XVII. yüzyılda Osmanlı Devleti’nin Sahip Olduğu Topraklara Bugün Sahip Olunsaydı Dünyada Nasıl Bir Güç Dengesi Kurulurdu?
XVII. yüzyılda Osmanlı Devleti dünya üzerindeki birçok bölgede söz sahibiydi ve farklı kıtalarda yer alan oldukça kritik toprakları bulunmaktaydı. Günümüz şartlarında ülkelerin ekonomisinde önemli payları bulunan kaynaklar ve bazı toprakların bulunduğu konumdan ötürü sahip olduğu stratejik önem düşünüldüğünde dengelerin Osmanlı lehine kurulmasının mümkün olabileceğini söylenebilmektedir. Anadolu başta olmak üzere Orta ve Doğu Avrupa, Ortadoğu’da yer alan stratejik kaynakların yer aldığı topraklar ile Kuzey Afrika ve Asya bölgeleri 17.yüzyıl itibariyle Osmanlı Devletinin kontrolü altında kalmıştır. Benzer konjonktür bugün de devam etseydi dünyada yer alan petrol rezervlerinin %60 gibi büyük bir kısmı Osmanlının elinde olacak ve petrol üretimi ile fiyat dengelenmesine tüm dünyayı etkileyebilecek nitelikte kararlar almak mümkün olacaktı.

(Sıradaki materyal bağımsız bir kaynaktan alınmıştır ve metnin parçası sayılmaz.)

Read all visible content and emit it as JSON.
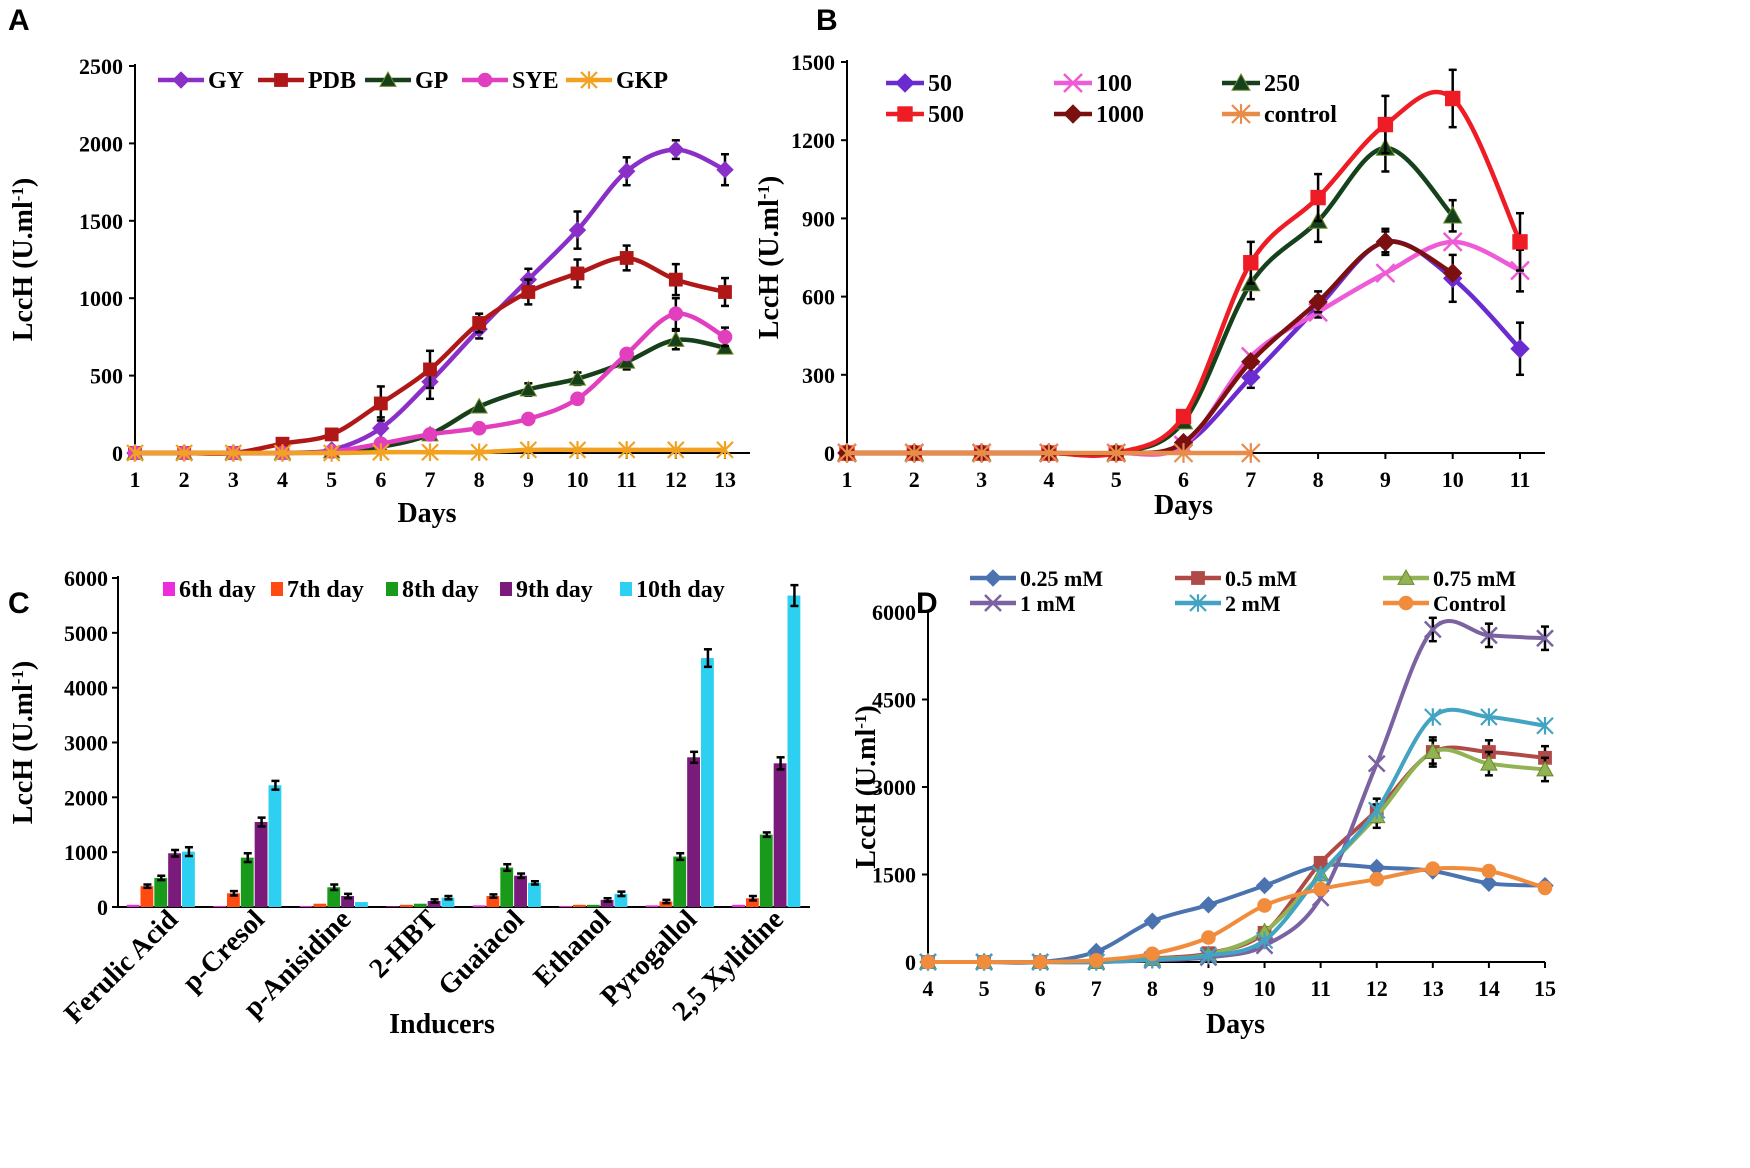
{
  "chart_data": [
    {
      "panel": "A",
      "type": "line",
      "xlabel": "Days",
      "ylabel": "LccH (U.ml",
      "ylabel_sup": "-1",
      "ylabel_close": ")",
      "x": [
        1,
        2,
        3,
        4,
        5,
        6,
        7,
        8,
        9,
        10,
        11,
        12,
        13
      ],
      "xlim": [
        1,
        13
      ],
      "ylim": [
        0,
        2500
      ],
      "yticks": [
        0,
        500,
        1000,
        1500,
        2000,
        2500
      ],
      "legend_position": "top",
      "series": [
        {
          "name": "GY",
          "color": "#8b2fc9",
          "marker": "diamond",
          "values": [
            0,
            0,
            0,
            0,
            20,
            160,
            460,
            800,
            1120,
            1440,
            1820,
            1960,
            1830
          ],
          "errors": [
            0,
            0,
            0,
            0,
            0,
            70,
            110,
            60,
            70,
            120,
            90,
            60,
            100
          ]
        },
        {
          "name": "PDB",
          "color": "#b01818",
          "marker": "square",
          "values": [
            0,
            0,
            0,
            60,
            120,
            320,
            540,
            840,
            1040,
            1160,
            1260,
            1120,
            1040
          ],
          "errors": [
            0,
            0,
            0,
            0,
            0,
            110,
            120,
            60,
            80,
            90,
            80,
            100,
            90
          ]
        },
        {
          "name": "GP",
          "color": "#17401a",
          "marker": "triangle",
          "values": [
            0,
            0,
            0,
            0,
            10,
            40,
            120,
            300,
            410,
            480,
            590,
            730,
            680
          ],
          "errors": [
            0,
            0,
            0,
            0,
            0,
            0,
            0,
            0,
            40,
            40,
            50,
            60,
            0
          ]
        },
        {
          "name": "SYE",
          "color": "#e23fbf",
          "marker": "circle",
          "values": [
            0,
            0,
            0,
            0,
            10,
            60,
            120,
            160,
            220,
            350,
            640,
            900,
            750
          ],
          "errors": [
            0,
            0,
            0,
            0,
            0,
            0,
            0,
            0,
            0,
            0,
            0,
            100,
            60
          ]
        },
        {
          "name": "GKP",
          "color": "#f2a120",
          "marker": "star",
          "values": [
            0,
            0,
            0,
            0,
            0,
            5,
            5,
            5,
            20,
            20,
            20,
            20,
            20
          ],
          "errors": [
            0,
            0,
            0,
            0,
            0,
            0,
            0,
            0,
            0,
            0,
            0,
            0,
            0
          ]
        }
      ]
    },
    {
      "panel": "B",
      "type": "line",
      "xlabel": "Days",
      "ylabel": "LccH (U.ml",
      "ylabel_sup": "-1",
      "ylabel_close": ")",
      "x": [
        1,
        2,
        3,
        4,
        5,
        6,
        7,
        8,
        9,
        10,
        11
      ],
      "xlim": [
        1,
        11
      ],
      "ylim": [
        0,
        1500
      ],
      "yticks": [
        0,
        300,
        600,
        900,
        1200,
        1500
      ],
      "legend_position": "top-left",
      "series": [
        {
          "name": "50",
          "color": "#6a2bd0",
          "marker": "diamond",
          "x": [
            1,
            2,
            3,
            4,
            5,
            6,
            7,
            8,
            9,
            10,
            11
          ],
          "values": [
            0,
            0,
            0,
            0,
            0,
            30,
            290,
            560,
            810,
            670,
            400
          ],
          "errors": [
            0,
            0,
            0,
            0,
            0,
            0,
            40,
            40,
            40,
            90,
            100
          ]
        },
        {
          "name": "100",
          "color": "#ef5ad6",
          "marker": "x",
          "x": [
            1,
            2,
            3,
            4,
            5,
            6,
            7,
            8,
            9,
            10,
            11
          ],
          "values": [
            0,
            0,
            0,
            0,
            0,
            30,
            370,
            540,
            690,
            810,
            700
          ],
          "errors": [
            0,
            0,
            0,
            0,
            0,
            0,
            0,
            0,
            0,
            0,
            80
          ]
        },
        {
          "name": "250",
          "color": "#15421c",
          "marker": "triangle",
          "x": [
            1,
            2,
            3,
            4,
            5,
            6,
            7,
            8,
            9,
            10
          ],
          "values": [
            0,
            0,
            0,
            0,
            0,
            120,
            650,
            890,
            1170,
            910
          ],
          "errors": [
            0,
            0,
            0,
            0,
            0,
            0,
            60,
            80,
            90,
            60
          ]
        },
        {
          "name": "500",
          "color": "#ee1c24",
          "marker": "square",
          "x": [
            1,
            2,
            3,
            4,
            5,
            6,
            7,
            8,
            9,
            10,
            11
          ],
          "values": [
            0,
            0,
            0,
            0,
            0,
            140,
            730,
            980,
            1260,
            1360,
            810
          ],
          "errors": [
            0,
            0,
            0,
            0,
            0,
            0,
            80,
            90,
            110,
            110,
            110
          ]
        },
        {
          "name": "1000",
          "color": "#7a1010",
          "marker": "diamond",
          "x": [
            1,
            2,
            3,
            4,
            5,
            6,
            7,
            8,
            9,
            10
          ],
          "values": [
            0,
            0,
            0,
            0,
            0,
            40,
            350,
            580,
            810,
            690
          ],
          "errors": [
            0,
            0,
            0,
            0,
            0,
            0,
            0,
            40,
            50,
            0
          ]
        },
        {
          "name": "control",
          "color": "#e88c4a",
          "marker": "star",
          "x": [
            1,
            2,
            3,
            4,
            5,
            6,
            7
          ],
          "values": [
            0,
            0,
            0,
            0,
            0,
            0,
            0
          ],
          "errors": [
            0,
            0,
            0,
            0,
            0,
            0,
            0
          ]
        }
      ]
    },
    {
      "panel": "C",
      "type": "bar",
      "xlabel": "Inducers",
      "ylabel": "LccH (U.ml",
      "ylabel_sup": "-1",
      "ylabel_close": ")",
      "categories": [
        "Ferulic Acid",
        "p-Cresol",
        "p-Anisidine",
        "2-HBT",
        "Guaiacol",
        "Ethanol",
        "Pyrogallol",
        "2,5 Xylidine"
      ],
      "ylim": [
        0,
        6000
      ],
      "yticks": [
        0,
        1000,
        2000,
        3000,
        4000,
        5000,
        6000
      ],
      "legend_position": "top",
      "series": [
        {
          "name": "6th day",
          "color": "#ee2cdc",
          "values": [
            40,
            20,
            20,
            10,
            30,
            20,
            30,
            40
          ],
          "errors": [
            0,
            0,
            0,
            0,
            0,
            0,
            0,
            0
          ]
        },
        {
          "name": "7th day",
          "color": "#ff4a12",
          "values": [
            380,
            250,
            60,
            40,
            200,
            40,
            100,
            160
          ],
          "errors": [
            30,
            40,
            0,
            0,
            30,
            0,
            30,
            40
          ]
        },
        {
          "name": "8th day",
          "color": "#1a9a1a",
          "values": [
            530,
            900,
            360,
            60,
            720,
            40,
            920,
            1320
          ],
          "errors": [
            40,
            80,
            50,
            0,
            60,
            0,
            60,
            40
          ]
        },
        {
          "name": "9th day",
          "color": "#7a1a7a",
          "values": [
            980,
            1550,
            200,
            110,
            570,
            130,
            2730,
            2620
          ],
          "errors": [
            60,
            80,
            40,
            30,
            40,
            30,
            100,
            110
          ]
        },
        {
          "name": "10th day",
          "color": "#2ed0f2",
          "values": [
            1010,
            2220,
            90,
            170,
            440,
            240,
            4540,
            5680
          ],
          "errors": [
            80,
            80,
            0,
            30,
            30,
            40,
            160,
            190
          ]
        }
      ]
    },
    {
      "panel": "D",
      "type": "line",
      "xlabel": "Days",
      "ylabel": "LccH (U.ml",
      "ylabel_sup": "-1",
      "ylabel_close": ")",
      "x": [
        4,
        5,
        6,
        7,
        8,
        9,
        10,
        11,
        12,
        13,
        14,
        15
      ],
      "xlim": [
        4,
        15
      ],
      "ylim": [
        0,
        6000
      ],
      "yticks": [
        0,
        1500,
        3000,
        4500,
        6000
      ],
      "legend_position": "top",
      "series": [
        {
          "name": "0.25 mM",
          "color": "#4a73b0",
          "marker": "diamond",
          "values": [
            0,
            0,
            0,
            180,
            700,
            980,
            1310,
            1650,
            1620,
            1560,
            1350,
            1310
          ],
          "errors": [
            0,
            0,
            0,
            0,
            0,
            0,
            0,
            0,
            0,
            0,
            0,
            0
          ]
        },
        {
          "name": "0.5 mM",
          "color": "#b04a46",
          "marker": "square",
          "values": [
            0,
            0,
            0,
            0,
            60,
            150,
            500,
            1700,
            2600,
            3600,
            3600,
            3500
          ],
          "errors": [
            0,
            0,
            0,
            0,
            0,
            0,
            0,
            0,
            200,
            250,
            200,
            200
          ]
        },
        {
          "name": "0.75 mM",
          "color": "#92b353",
          "marker": "triangle",
          "values": [
            0,
            0,
            0,
            0,
            50,
            130,
            520,
            1500,
            2500,
            3600,
            3400,
            3300
          ],
          "errors": [
            0,
            0,
            0,
            0,
            0,
            0,
            0,
            0,
            200,
            200,
            200,
            200
          ]
        },
        {
          "name": "1 mM",
          "color": "#7b62a0",
          "marker": "x",
          "values": [
            0,
            0,
            0,
            0,
            30,
            80,
            280,
            1100,
            3400,
            5700,
            5600,
            5550
          ],
          "errors": [
            0,
            0,
            0,
            0,
            0,
            0,
            0,
            0,
            0,
            200,
            200,
            200
          ]
        },
        {
          "name": "2 mM",
          "color": "#43a3c2",
          "marker": "star",
          "values": [
            0,
            0,
            0,
            0,
            40,
            110,
            370,
            1500,
            2600,
            4200,
            4200,
            4050
          ],
          "errors": [
            0,
            0,
            0,
            0,
            0,
            0,
            0,
            0,
            0,
            0,
            0,
            0
          ]
        },
        {
          "name": "Control",
          "color": "#f08c3c",
          "marker": "circle",
          "values": [
            0,
            0,
            0,
            30,
            140,
            420,
            970,
            1250,
            1420,
            1600,
            1560,
            1270
          ],
          "errors": [
            0,
            0,
            0,
            0,
            0,
            0,
            0,
            0,
            0,
            0,
            0,
            0
          ]
        }
      ]
    }
  ]
}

Petrolün ülke ekonomisine sağlayacağı bu denli büyük katkıların yanı sıra doğalgaz ve kömür gibi diğer enerji kaynaklarının üretildiği ve farklı bölgeler arasında transfer edildiği noktalar da Osmanlı Devleti egemenliği altında kalacaktı. Böylelikle ülke, enerji alanında dünya üzerindeki 1 numaralı devlet olarak gücü elinde bulundurma fırsatı yakalayabilecekti. Dönem şartları itibariyle Karadeniz’in tamamında ve Akdeniz bölgesinin ise büyük bir kısmında hakimiyeti bulunan devletin ticaret ve deniz taşımacılığı alanlarında da söz sahibi olması ve önemli derecede gelir elde etmesi mümkün olacaktı. Stratejik ve ekonomik açıdan oldukça önemli bölgelere sahip olan devletin süper güç olması mümkün hale gelecekti.